Anthropic tapped Clio to compile anonymized usage data, some of which the company made public last week. So what are customers using Anthropic’s AI for? A range of tasks — but web and mobile app development, content creation, and academic research top the list. Predictably, the use cases vary across languages; for example, Japanese speakers are more likely to ask Anthropic’s AI to analyze anime than Spanish speakers.

Anthropic Clio
Image Credits:Anthropic

Model of the week

AI startup Pika released its next-gen video generation model, Pika 2, which can create a clip from a character, object, and location that users supply. Via Pika’s platform, users can upload multiple references (e.g., images of a boardroom and office workers) and Pika 2 will “intuit” the role of each reference before combining them into a single scene.

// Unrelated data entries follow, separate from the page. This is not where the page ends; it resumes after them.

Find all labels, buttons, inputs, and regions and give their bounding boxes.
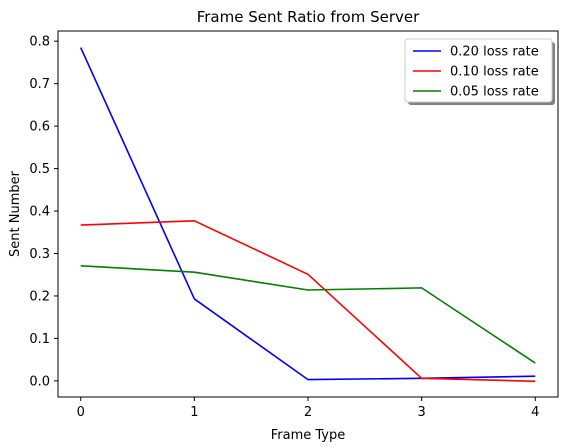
x-tick-label: 0 <box>77 405 85 420</box>
y-tick-label: 0.4 <box>29 205 50 220</box>
y-tick-label: 0.8 <box>29 35 50 50</box>
x-tick-label: 1 <box>190 405 198 420</box>
legend-label-0: 0.20 loss rate <box>450 45 539 60</box>
y-axis-label: Sent Number <box>8 170 23 257</box>
legend-box <box>404 38 553 103</box>
series-lines <box>79 47 536 383</box>
series-line-0 <box>79 47 536 381</box>
x-axis-label: Frame Type <box>271 428 346 443</box>
chart-title: Frame Sent Ratio from Server <box>197 8 420 26</box>
y-tick-label: 0.6 <box>29 120 50 135</box>
y-tick-label: 0.2 <box>29 289 50 304</box>
axes-frame <box>57 30 559 398</box>
series-line-1 <box>80 219 536 383</box>
y-tick-label: 0.5 <box>29 162 50 177</box>
x-tick-label: 2 <box>304 405 312 420</box>
y-tick-label: 0.3 <box>29 247 50 262</box>
legend-label-2: 0.05 loss rate <box>450 85 539 100</box>
x-tick-label: 4 <box>531 405 539 420</box>
legend-label-1: 0.10 loss rate <box>450 65 539 80</box>
y-tick-label: 0.0 <box>29 374 50 389</box>
y-tick-label: 0.7 <box>29 77 50 92</box>
axis-ticks: 0 1 2 3 4 0.0 0.1 0.2 0.3 0.4 0.5 0.6 0.7 0.8 <box>29 35 539 420</box>
x-tick-label: 3 <box>417 405 425 420</box>
legend: 0.20 loss rate 0.10 loss rate 0.05 loss ra… <box>404 38 555 105</box>
y-tick-label: 0.1 <box>29 332 50 347</box>
series-line-2 <box>80 265 536 364</box>
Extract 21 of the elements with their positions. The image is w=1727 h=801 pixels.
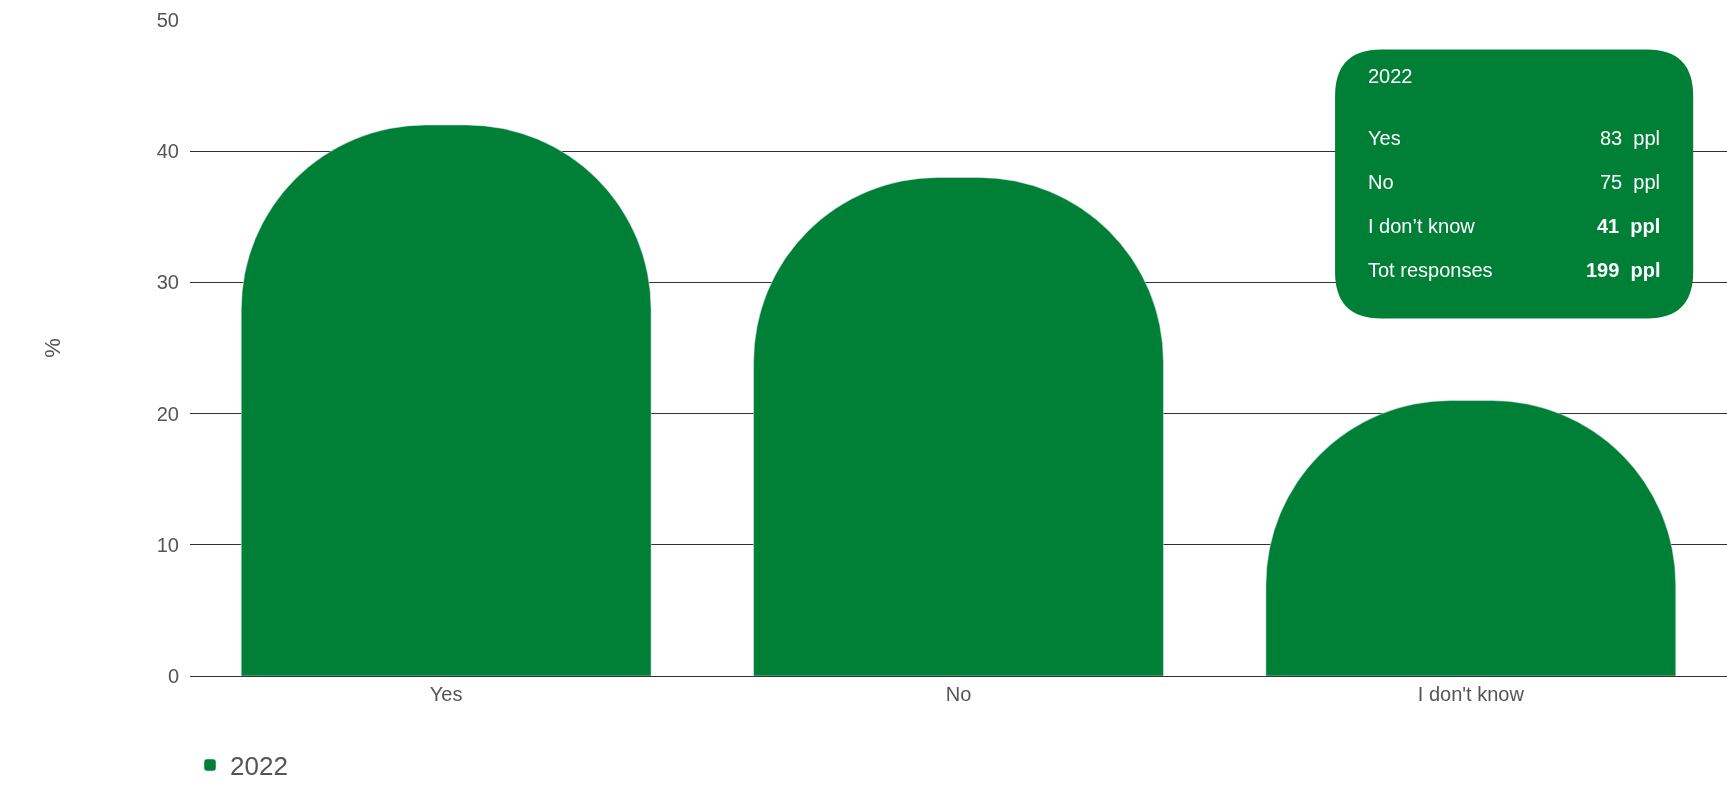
bar	[240, 124, 652, 676]
y-tick-label: 30	[156, 271, 179, 294]
x-tick-label: I don't know	[1417, 683, 1525, 705]
y-tick-label: 20	[156, 402, 179, 425]
annotation: 83 ppl	[1600, 127, 1661, 149]
legend-label: 2022	[230, 751, 288, 782]
x-tick-label: No	[945, 683, 972, 705]
annotation: 199 ppl	[1586, 259, 1661, 281]
annotation: Yes	[1368, 127, 1401, 149]
annotation: Tot responses	[1368, 259, 1493, 281]
y-tick-label: 40	[156, 140, 179, 163]
y-tick-label: 10	[156, 533, 179, 556]
y-tick-label: 50	[156, 9, 179, 31]
y-axis-title: %	[39, 338, 65, 358]
annotation: No	[1368, 171, 1394, 193]
annotation: 2022	[1368, 65, 1413, 87]
y-tick-label: 0	[167, 665, 179, 687]
annotation: I don’t know	[1368, 215, 1476, 237]
x-tick-label: Yes	[429, 683, 463, 705]
annotation: 75 ppl	[1600, 171, 1661, 193]
annotation: 41 ppl	[1597, 215, 1661, 237]
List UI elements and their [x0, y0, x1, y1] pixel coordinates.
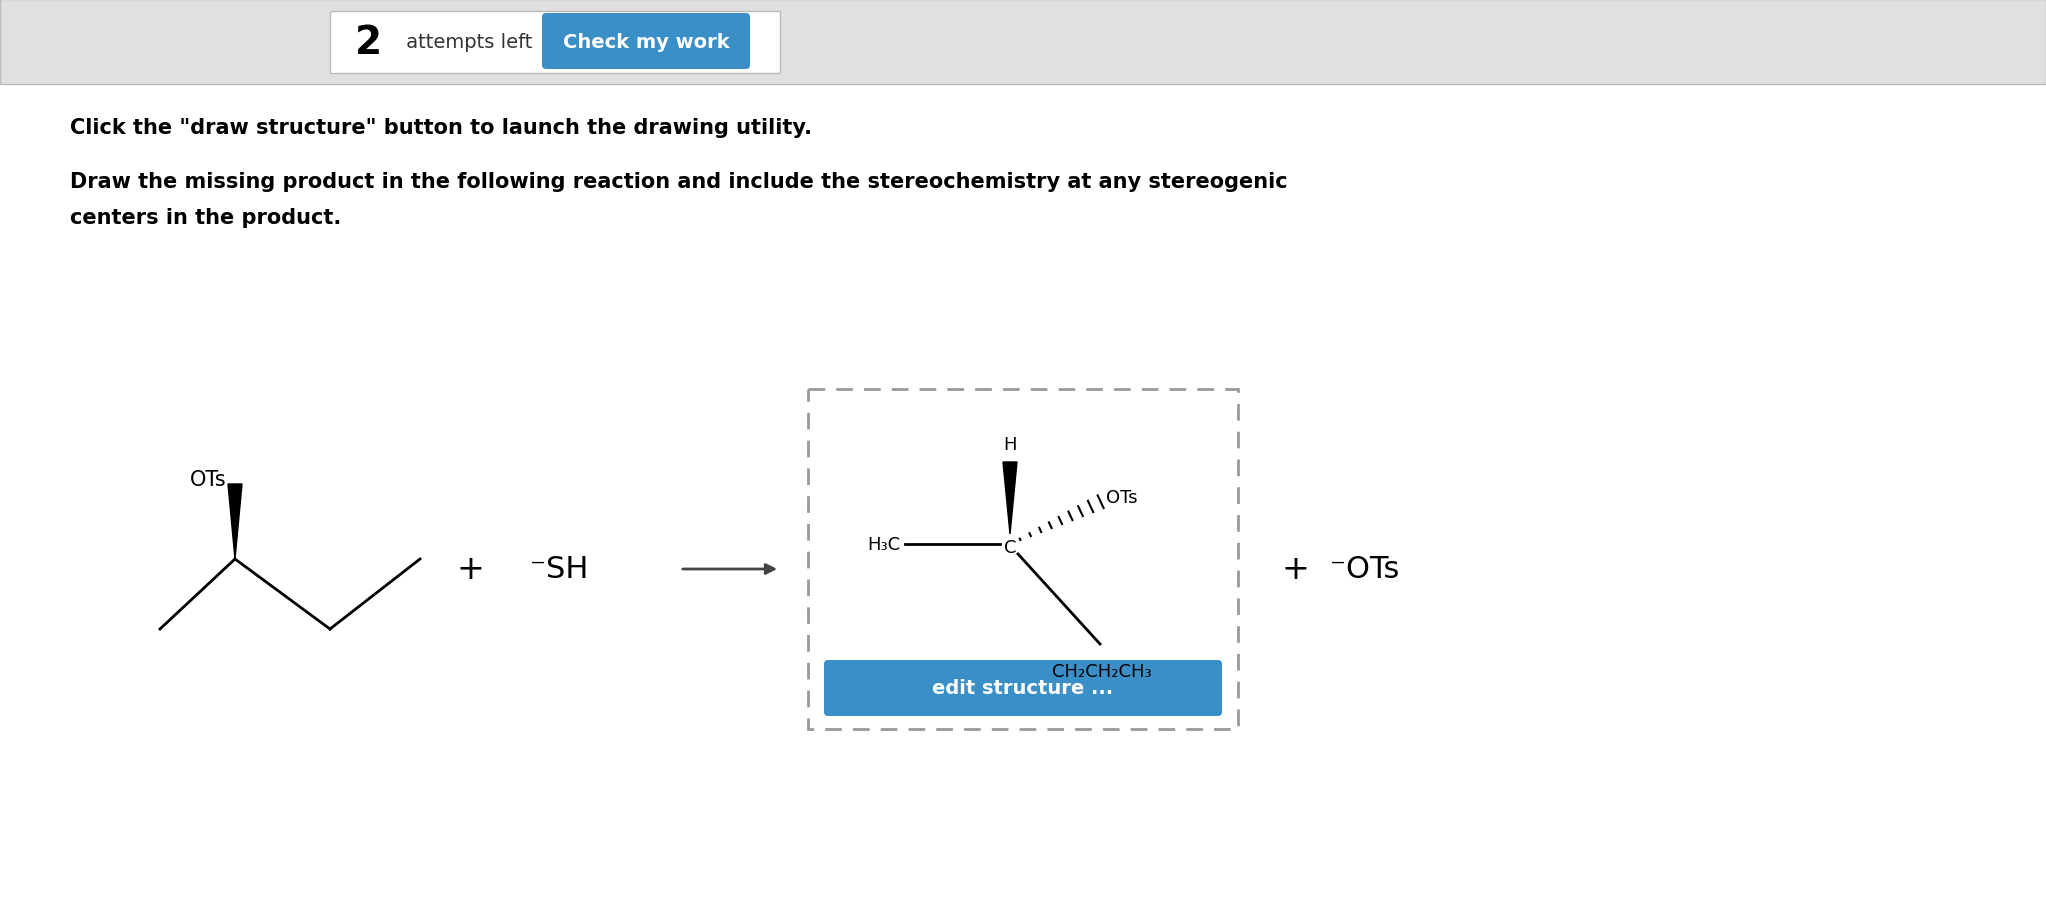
Text: C: C	[1005, 539, 1017, 556]
FancyBboxPatch shape	[329, 12, 780, 74]
Text: ⁻SH: ⁻SH	[530, 555, 589, 584]
Text: ⁻OTs: ⁻OTs	[1330, 555, 1399, 584]
Text: edit structure ...: edit structure ...	[933, 679, 1113, 698]
FancyBboxPatch shape	[542, 14, 751, 70]
FancyBboxPatch shape	[808, 390, 1238, 729]
Text: centers in the product.: centers in the product.	[70, 208, 342, 228]
Text: H₃C: H₃C	[868, 536, 900, 553]
FancyBboxPatch shape	[825, 660, 1221, 716]
Text: +: +	[456, 553, 485, 586]
Text: OTs: OTs	[190, 470, 227, 490]
FancyBboxPatch shape	[0, 0, 2046, 85]
Text: +: +	[1281, 553, 1309, 586]
Text: Check my work: Check my work	[563, 32, 728, 51]
Text: 2: 2	[356, 24, 383, 62]
Text: H: H	[1003, 436, 1017, 453]
Text: Draw the missing product in the following reaction and include the stereochemist: Draw the missing product in the followin…	[70, 172, 1287, 192]
Text: Click the "draw structure" button to launch the drawing utility.: Click the "draw structure" button to lau…	[70, 118, 812, 138]
Text: attempts left: attempts left	[401, 33, 532, 52]
Polygon shape	[1003, 462, 1017, 535]
Text: CH₂CH₂CH₃: CH₂CH₂CH₃	[1052, 663, 1152, 680]
Text: OTs: OTs	[1105, 488, 1138, 506]
Polygon shape	[227, 484, 241, 560]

Now, no model’s perfect, of course. See the “anime” below created by Pika 2, which has impressive consistency but suffers from the aesthetic weirdness present in all generative AI footage.

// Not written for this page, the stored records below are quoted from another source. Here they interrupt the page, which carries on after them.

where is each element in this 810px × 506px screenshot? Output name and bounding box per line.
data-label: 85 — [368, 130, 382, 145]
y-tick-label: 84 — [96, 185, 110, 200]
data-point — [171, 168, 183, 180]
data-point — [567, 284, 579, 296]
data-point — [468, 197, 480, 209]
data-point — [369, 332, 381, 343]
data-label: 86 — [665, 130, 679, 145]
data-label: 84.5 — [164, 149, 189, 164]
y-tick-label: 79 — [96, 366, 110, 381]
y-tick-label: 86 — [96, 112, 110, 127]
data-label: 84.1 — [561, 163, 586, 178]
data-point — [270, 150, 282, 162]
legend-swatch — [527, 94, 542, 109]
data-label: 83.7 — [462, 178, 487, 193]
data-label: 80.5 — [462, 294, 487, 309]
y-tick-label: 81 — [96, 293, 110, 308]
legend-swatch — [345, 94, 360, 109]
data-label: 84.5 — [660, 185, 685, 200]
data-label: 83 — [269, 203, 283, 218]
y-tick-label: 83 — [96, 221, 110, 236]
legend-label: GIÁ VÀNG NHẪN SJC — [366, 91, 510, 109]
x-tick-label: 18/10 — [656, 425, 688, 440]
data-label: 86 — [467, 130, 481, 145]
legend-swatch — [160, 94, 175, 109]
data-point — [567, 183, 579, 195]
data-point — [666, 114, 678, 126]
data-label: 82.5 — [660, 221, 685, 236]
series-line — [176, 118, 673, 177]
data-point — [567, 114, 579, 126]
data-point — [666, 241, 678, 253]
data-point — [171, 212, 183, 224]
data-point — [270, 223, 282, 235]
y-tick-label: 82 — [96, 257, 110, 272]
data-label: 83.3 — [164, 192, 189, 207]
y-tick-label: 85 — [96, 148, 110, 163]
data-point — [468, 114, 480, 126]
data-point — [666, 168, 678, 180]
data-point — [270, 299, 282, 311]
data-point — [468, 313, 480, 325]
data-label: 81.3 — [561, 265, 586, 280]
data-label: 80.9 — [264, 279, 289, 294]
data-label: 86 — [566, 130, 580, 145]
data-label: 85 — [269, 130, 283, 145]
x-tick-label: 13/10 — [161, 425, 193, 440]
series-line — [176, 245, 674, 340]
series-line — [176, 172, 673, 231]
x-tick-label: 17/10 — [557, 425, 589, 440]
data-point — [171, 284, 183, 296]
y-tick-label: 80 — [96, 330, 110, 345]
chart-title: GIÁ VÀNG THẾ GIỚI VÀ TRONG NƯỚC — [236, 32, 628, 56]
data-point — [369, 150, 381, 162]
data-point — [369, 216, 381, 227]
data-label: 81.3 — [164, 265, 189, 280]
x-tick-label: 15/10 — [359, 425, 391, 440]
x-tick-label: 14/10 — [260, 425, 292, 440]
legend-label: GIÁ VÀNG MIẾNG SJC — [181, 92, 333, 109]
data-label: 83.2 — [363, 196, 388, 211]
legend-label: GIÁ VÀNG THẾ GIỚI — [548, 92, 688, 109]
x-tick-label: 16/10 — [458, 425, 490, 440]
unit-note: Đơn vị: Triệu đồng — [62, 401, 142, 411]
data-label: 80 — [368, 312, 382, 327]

Still, the tools are very rapidly improving in the video domain — and in equal parts piquing the interest and raising the ire of creatives.

Grab bag

The Future of Life Institute (FLI), the nonprofit organization co-founded by MIT cosmologist Max Tegmark, released an “AI Safety Index” designed to evaluate the safety practices of leading AI companies across five key areas: current harms, safety frameworks, existential safety strategy, governance and accountability, and transparency and communication.

Future of Life Institute AI Safety Index
Image Credits:Future of Life Institute

Meta was the worst of the bunch evaluated on the Index, with an overall F grade. (The Index uses a numerical and GPA-based scoring system.) Anthropic was the best but failed to manage better than a C — suggesting that there’s room for improvement.